Got it! Thanks for quick reply.


>
>>
>>>> @@ -2311,7 +2312,7 @@ static int tpacket_rcv(struct sk_buff *skb, struct net_device *dev,
>>>>    				       (maclen < 16 ? 16 : maclen)) +
>>>>    				       po->tp_reserve;
>>>>    		if (po->has_vnet_hdr) {
>>>> -			netoff += sizeof(struct virtio_net_hdr);
>>>> +			netoff += po->vnet_hdr_sz;
>>>>    			do_vnet = true;
>>>>    		}
>>>>    		macoff = netoff - maclen;
>>>> @@ -2552,16 +2553,23 @@ static int __packet_snd_vnet_parse(struct virtio_net_hdr *vnet_hdr, size_t len)
>>>>    }
>>>>    
>>>>    static int packet_snd_vnet_parse(struct msghdr *msg, size_t *len,
>>>> -				 struct virtio_net_hdr *vnet_hdr)
>>>> +				 struct virtio_net_hdr *vnet_hdr, int vnet_hdr_sz)
>>>>    {
>>>> -	if (*len < sizeof(*vnet_hdr))
>>>> +	int ret;
>>>> +
>>>> +	if (*len < vnet_hdr_sz)
>>>>    		return -EINVAL;
>>>> -	*len -= sizeof(*vnet_hdr);
>>>> +	*len -= vnet_hdr_sz;
>>>>    
>>>>    	if (!copy_from_iter_full(vnet_hdr, sizeof(*vnet_hdr), &msg->msg_iter))
>>>>    		return -EFAULT;
>>>>    
>>>> -	return __packet_snd_vnet_parse(vnet_hdr, *len);
>>>> +	ret = __packet_snd_vnet_parse(vnet_hdr, *len);
>>>> +
>>>> +	/* move iter to point to the start of mac header */
>>>> +	if (ret == 0)
>>>> +		iov_iter_advance(&msg->msg_iter, vnet_hdr_sz - sizeof(struct virtio_net_hdr));
>>>> +	return ret;
>>> Let's make the error path the exception
>>>
>>>           if (ret)
>>>                   return ret;
>>>
>>> And maybe avoid calling iov_iter_advance if vnet_hdr_sz == sizeof(*vnet_hdr)
>>>
>>>>    	case PACKET_VNET_HDR:
>>>> +	case PACKET_VNET_HDR_SZ:
>>>>    	{
>>>>    		int val;
>>>> +		int hdr_len = 0;
>>>>    
>>>>    		if (sock->type != SOCK_RAW)
>>>>    			return -EINVAL;
>>>> @@ -3931,11 +3945,23 @@ static void packet_flush_mclist(struct sock *sk)
>>>>    		if (copy_from_sockptr(&val, optval, sizeof(val)))
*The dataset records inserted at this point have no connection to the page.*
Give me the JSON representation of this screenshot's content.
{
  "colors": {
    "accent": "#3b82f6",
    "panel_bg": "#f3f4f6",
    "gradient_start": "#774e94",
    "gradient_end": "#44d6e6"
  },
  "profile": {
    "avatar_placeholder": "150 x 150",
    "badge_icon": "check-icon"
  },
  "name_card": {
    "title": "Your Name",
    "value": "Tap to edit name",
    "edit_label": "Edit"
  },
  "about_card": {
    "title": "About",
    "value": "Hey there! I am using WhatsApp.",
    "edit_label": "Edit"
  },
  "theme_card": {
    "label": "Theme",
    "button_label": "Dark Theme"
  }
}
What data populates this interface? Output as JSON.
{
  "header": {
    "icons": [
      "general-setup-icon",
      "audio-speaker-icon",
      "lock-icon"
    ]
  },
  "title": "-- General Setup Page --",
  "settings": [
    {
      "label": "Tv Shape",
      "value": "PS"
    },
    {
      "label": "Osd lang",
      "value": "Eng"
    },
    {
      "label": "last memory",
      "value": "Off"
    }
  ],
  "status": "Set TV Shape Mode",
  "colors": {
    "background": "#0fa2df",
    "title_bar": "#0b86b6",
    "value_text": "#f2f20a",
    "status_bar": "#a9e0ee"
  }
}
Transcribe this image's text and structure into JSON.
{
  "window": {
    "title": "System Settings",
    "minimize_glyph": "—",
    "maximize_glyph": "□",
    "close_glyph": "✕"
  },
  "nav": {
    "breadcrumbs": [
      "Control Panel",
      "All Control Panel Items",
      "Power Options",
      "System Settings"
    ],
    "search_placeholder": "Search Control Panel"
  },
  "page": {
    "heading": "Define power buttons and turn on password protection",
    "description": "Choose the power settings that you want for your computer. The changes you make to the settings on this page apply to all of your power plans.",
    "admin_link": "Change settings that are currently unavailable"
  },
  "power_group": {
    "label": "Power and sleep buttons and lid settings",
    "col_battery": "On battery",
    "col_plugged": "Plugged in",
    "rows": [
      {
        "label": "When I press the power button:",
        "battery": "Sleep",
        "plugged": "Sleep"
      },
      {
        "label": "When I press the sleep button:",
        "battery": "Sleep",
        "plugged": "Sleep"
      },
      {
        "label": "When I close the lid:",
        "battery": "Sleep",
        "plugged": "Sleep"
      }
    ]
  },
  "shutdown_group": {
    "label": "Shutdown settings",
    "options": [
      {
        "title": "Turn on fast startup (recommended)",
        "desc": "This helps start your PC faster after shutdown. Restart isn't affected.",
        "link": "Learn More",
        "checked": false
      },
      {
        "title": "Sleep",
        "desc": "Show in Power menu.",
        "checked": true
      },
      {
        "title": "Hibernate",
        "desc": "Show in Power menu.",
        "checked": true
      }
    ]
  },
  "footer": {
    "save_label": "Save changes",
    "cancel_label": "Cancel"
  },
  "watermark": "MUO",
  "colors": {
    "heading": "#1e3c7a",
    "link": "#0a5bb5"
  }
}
>>>>    			return -EFAULT;
>>>>    
>>>> +		if (optname == PACKET_VNET_HDR_SZ) {
>>>> +			if (val != sizeof(struct virtio_net_hdr) &&
>>>> +			    val != sizeof(struct virtio_net_hdr_mrg_rxbuf))
>>>> +				return -EINVAL;
>>>> +			hdr_len = val;
>>>> +		}
>>>> +
>>>       } else {
>>>               hdr_len = sizeof(struct virtio_net_hdr);
>>>       }
>>>
>>>>    		lock_sock(sk);
>>>>    		if (po->rx_ring.pg_vec || po->tx_ring.pg_vec) {
>>>>    			ret = -EBUSY;
>>>>    		} else {
>>>> -			po->has_vnet_hdr = !!val;
>>>> +			if (optname == PACKET_VNET_HDR) {
>>>> +				po->has_vnet_hdr = !!val;
>>>> +				if (po->has_vnet_hdr)
>>>> +					hdr_len = sizeof(struct virtio_net_hdr);
>>>> +			}
>>>> +			po->vnet_hdr_sz = hdr_len;
>>> then this is not needed
>>>>    			ret = 0;
>>>>    		}
>>>>    		release_sock(sk);
>>>> @@ -4070,6 +4096,9 @@ static int packet_getsockopt(struct socket *sock, int level, int optname,
>>>>    	case PACKET_VNET_HDR:
>>>>    		val = po->has_vnet_hdr;
>>>>    		break;
>>>> +	case PACKET_VNET_HDR_SZ:
>>>> +		val = po->vnet_hdr_sz;
>>>> +		break;
>>>>    	case PACKET_VERSION:
>>>>    		val = po->tp_version;
>>>>    		break;
>>>> diff --git a/net/packet/internal.h b/net/packet/internal.h
>>>> index 48af35b..e27b47d 100644
>>>> --- a/net/packet/internal.h
>>>> +++ b/net/packet/internal.h
>>>> @@ -121,7 +121,8 @@ struct packet_sock {
>>>>    				origdev:1,
>>>>    				has_vnet_hdr:1,
>>>>    				tp_loss:1,
>>>> -				tp_tx_has_off:1;
>>>> +				tp_tx_has_off:1,
>>>> +				vnet_hdr_sz:8;	/* vnet header size should use */
>>> has_vnet_hdr is no longer needed when adding vnet_hdr_sz. removing that simplifies the code
>>
>> So we are going to indicate whether the packet socket has a vnet header
>> based on vnet_hdr_sz it is set to, right?
> That's the idea. That has all state. The boolean doesn't add any useful info.


Good point. We will refactor the places that uses has_vnet_hdr.